CONFERENCE / ICICMCT'23

Wearable sensor nodes generate a lot of data since they have characteristics for continuous monitoring. Additionally, as data transmission uses around 3/4 of the sensor node's power, power consumption is a significant barrier to these nodes' ability to maintain longer battery life. Wearable sensor nodes create and send a considerable quantity of data during intelligent long-term monitoring of any biological signal in wireless body area networks, boosting transmission power consumption. A lossless data compression method for an ECG signal monitoring system is suggested in order to decrease data storage and power use. In order to improve the bit compressing rate, a hybrid lossless multi-level compression technique based on Golomb-Rice coding and dictionary selection based on bitmask approach is presented. The majority of lossy techniques require an efficient preprocessing stage in order to identify the clinically important attributes with the lowest reconstruction error.
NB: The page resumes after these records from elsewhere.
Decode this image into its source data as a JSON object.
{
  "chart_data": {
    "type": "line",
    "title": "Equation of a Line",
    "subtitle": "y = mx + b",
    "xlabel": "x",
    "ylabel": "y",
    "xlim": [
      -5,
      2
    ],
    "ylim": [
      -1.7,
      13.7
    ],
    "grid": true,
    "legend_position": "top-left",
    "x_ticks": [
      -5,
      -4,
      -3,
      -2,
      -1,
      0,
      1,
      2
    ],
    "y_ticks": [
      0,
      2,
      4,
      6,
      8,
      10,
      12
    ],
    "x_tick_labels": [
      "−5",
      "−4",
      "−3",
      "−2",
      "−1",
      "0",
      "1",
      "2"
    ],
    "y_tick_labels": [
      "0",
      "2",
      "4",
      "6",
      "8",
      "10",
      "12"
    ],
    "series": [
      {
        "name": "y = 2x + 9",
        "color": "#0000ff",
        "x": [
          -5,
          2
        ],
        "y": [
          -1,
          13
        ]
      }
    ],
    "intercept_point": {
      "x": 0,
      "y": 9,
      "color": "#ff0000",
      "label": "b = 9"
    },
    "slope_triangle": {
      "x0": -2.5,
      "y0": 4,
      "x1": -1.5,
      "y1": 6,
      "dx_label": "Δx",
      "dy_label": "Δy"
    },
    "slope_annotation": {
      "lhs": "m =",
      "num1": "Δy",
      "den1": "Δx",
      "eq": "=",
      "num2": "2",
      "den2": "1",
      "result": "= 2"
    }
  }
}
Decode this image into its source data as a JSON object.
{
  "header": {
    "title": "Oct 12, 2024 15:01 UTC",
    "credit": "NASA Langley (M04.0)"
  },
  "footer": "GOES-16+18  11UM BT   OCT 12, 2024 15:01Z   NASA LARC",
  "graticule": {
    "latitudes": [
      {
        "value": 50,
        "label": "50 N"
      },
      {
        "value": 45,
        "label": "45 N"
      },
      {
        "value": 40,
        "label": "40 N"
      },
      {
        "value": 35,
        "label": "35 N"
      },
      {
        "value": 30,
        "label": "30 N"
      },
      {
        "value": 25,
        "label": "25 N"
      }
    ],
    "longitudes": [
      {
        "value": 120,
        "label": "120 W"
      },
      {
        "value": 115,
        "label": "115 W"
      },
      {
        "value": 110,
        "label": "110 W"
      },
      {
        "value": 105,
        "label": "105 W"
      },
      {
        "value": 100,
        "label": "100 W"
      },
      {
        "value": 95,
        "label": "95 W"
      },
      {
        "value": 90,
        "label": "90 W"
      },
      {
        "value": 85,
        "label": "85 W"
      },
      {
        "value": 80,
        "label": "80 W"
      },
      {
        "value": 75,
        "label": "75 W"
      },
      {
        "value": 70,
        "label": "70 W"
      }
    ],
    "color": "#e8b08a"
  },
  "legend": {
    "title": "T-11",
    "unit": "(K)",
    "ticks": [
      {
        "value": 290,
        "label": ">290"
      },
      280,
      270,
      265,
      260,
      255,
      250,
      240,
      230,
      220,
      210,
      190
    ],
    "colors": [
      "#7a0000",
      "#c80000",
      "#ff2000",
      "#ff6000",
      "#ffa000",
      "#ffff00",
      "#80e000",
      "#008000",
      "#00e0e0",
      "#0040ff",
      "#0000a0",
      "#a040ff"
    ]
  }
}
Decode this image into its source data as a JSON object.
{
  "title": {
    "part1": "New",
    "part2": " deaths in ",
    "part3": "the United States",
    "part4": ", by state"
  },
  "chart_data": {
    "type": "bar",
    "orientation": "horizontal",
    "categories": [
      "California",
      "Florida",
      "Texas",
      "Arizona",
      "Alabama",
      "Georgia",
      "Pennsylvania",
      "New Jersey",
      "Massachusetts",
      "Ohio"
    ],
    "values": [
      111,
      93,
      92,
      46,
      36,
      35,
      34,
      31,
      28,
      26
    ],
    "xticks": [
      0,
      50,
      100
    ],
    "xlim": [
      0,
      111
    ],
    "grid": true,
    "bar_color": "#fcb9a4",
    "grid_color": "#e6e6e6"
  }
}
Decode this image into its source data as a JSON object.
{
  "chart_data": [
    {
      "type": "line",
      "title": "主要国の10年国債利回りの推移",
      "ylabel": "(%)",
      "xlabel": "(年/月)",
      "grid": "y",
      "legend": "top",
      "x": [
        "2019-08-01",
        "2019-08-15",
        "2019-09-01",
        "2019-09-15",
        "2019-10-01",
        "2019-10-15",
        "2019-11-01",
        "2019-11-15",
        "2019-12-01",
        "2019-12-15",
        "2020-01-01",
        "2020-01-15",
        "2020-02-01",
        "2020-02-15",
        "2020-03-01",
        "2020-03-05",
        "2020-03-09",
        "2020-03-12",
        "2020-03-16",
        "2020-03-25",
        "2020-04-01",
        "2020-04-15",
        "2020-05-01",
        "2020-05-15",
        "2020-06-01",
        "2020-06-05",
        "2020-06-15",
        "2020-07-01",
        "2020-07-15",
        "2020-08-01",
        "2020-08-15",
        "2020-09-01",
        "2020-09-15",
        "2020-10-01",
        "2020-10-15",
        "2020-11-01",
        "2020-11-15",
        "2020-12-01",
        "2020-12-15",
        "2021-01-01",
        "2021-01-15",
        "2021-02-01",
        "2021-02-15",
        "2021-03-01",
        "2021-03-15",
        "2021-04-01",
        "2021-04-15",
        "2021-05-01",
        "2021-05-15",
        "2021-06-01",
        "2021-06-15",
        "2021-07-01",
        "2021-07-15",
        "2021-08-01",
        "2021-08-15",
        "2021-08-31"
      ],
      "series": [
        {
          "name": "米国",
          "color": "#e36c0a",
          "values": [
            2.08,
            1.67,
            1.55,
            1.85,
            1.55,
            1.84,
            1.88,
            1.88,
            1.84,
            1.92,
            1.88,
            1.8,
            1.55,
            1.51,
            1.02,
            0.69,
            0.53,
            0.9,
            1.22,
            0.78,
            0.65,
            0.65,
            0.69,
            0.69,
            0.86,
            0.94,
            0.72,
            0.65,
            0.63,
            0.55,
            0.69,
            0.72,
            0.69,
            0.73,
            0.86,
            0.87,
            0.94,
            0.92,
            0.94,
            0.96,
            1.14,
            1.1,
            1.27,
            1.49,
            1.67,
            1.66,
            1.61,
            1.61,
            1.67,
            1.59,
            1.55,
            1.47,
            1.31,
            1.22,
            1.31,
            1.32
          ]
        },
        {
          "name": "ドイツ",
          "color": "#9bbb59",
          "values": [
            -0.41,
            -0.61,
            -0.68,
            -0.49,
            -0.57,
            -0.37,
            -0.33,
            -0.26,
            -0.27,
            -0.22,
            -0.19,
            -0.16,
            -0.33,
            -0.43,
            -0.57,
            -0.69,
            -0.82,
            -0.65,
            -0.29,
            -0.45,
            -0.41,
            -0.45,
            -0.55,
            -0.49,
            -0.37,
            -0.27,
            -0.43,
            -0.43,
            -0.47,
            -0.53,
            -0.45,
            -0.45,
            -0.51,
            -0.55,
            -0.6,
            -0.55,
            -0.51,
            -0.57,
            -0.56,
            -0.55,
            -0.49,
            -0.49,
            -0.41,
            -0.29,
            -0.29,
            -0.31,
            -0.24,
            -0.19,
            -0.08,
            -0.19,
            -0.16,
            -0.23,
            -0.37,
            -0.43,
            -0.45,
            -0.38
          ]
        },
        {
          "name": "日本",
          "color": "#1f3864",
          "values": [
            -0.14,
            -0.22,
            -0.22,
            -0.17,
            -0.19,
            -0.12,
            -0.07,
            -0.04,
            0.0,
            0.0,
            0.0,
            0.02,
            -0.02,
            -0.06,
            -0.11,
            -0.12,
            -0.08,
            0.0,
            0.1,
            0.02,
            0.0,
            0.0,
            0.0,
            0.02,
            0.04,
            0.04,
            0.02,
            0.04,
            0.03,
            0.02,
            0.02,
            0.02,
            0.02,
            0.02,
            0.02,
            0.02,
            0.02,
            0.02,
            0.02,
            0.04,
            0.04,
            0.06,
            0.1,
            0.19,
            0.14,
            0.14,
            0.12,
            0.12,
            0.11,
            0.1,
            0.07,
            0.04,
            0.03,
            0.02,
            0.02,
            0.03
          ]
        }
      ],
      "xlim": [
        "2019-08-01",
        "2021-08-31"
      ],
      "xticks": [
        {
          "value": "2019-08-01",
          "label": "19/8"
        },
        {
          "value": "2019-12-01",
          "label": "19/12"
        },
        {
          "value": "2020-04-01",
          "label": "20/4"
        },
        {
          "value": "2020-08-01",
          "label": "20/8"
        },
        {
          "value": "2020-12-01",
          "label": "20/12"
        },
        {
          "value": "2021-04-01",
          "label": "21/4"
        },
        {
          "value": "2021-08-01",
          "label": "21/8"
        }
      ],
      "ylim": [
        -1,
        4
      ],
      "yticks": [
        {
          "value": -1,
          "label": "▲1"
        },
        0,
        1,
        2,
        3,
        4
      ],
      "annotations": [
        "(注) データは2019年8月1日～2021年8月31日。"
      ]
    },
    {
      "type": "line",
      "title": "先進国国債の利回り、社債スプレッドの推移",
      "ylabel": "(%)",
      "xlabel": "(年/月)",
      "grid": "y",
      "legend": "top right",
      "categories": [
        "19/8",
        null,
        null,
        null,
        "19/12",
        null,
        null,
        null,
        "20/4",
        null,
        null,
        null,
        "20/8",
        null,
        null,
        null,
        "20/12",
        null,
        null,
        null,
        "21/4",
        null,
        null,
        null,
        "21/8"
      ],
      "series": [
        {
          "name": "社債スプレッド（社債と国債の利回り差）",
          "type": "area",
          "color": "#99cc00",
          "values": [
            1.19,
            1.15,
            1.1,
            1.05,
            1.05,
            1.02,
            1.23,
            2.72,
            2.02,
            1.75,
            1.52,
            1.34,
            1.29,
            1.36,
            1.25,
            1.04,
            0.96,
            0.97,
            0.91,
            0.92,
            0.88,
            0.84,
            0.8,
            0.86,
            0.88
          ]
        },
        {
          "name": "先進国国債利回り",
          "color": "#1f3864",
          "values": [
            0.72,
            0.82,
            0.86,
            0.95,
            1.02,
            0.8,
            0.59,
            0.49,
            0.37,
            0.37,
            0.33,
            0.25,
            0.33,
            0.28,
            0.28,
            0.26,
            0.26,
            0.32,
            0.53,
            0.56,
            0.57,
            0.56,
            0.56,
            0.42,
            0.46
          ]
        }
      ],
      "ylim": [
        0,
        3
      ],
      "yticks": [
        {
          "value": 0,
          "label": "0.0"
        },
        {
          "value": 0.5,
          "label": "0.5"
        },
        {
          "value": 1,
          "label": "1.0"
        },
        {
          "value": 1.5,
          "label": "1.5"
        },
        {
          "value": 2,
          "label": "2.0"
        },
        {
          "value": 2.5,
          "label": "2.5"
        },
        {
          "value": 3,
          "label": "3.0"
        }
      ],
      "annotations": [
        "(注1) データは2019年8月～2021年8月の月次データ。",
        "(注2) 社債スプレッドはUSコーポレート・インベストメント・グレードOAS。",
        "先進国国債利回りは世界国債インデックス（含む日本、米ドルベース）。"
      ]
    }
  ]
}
As a result, computational workload increases. Furthermore, moving across domains requires a large storage space with a larger latency. In lossless compression, prediction-based methods utilizing Golomb-Rice encoding are employed. putting into practice an adaptive linear predictor and recording the projected difference with varying length.The implementation of adaptive Golomb-Rice entropy coding in an adaptive linear predictor built on VLSI is explained. Using a power-gating technique, compressed sensing develops a low-power FPGA-based compression architecture.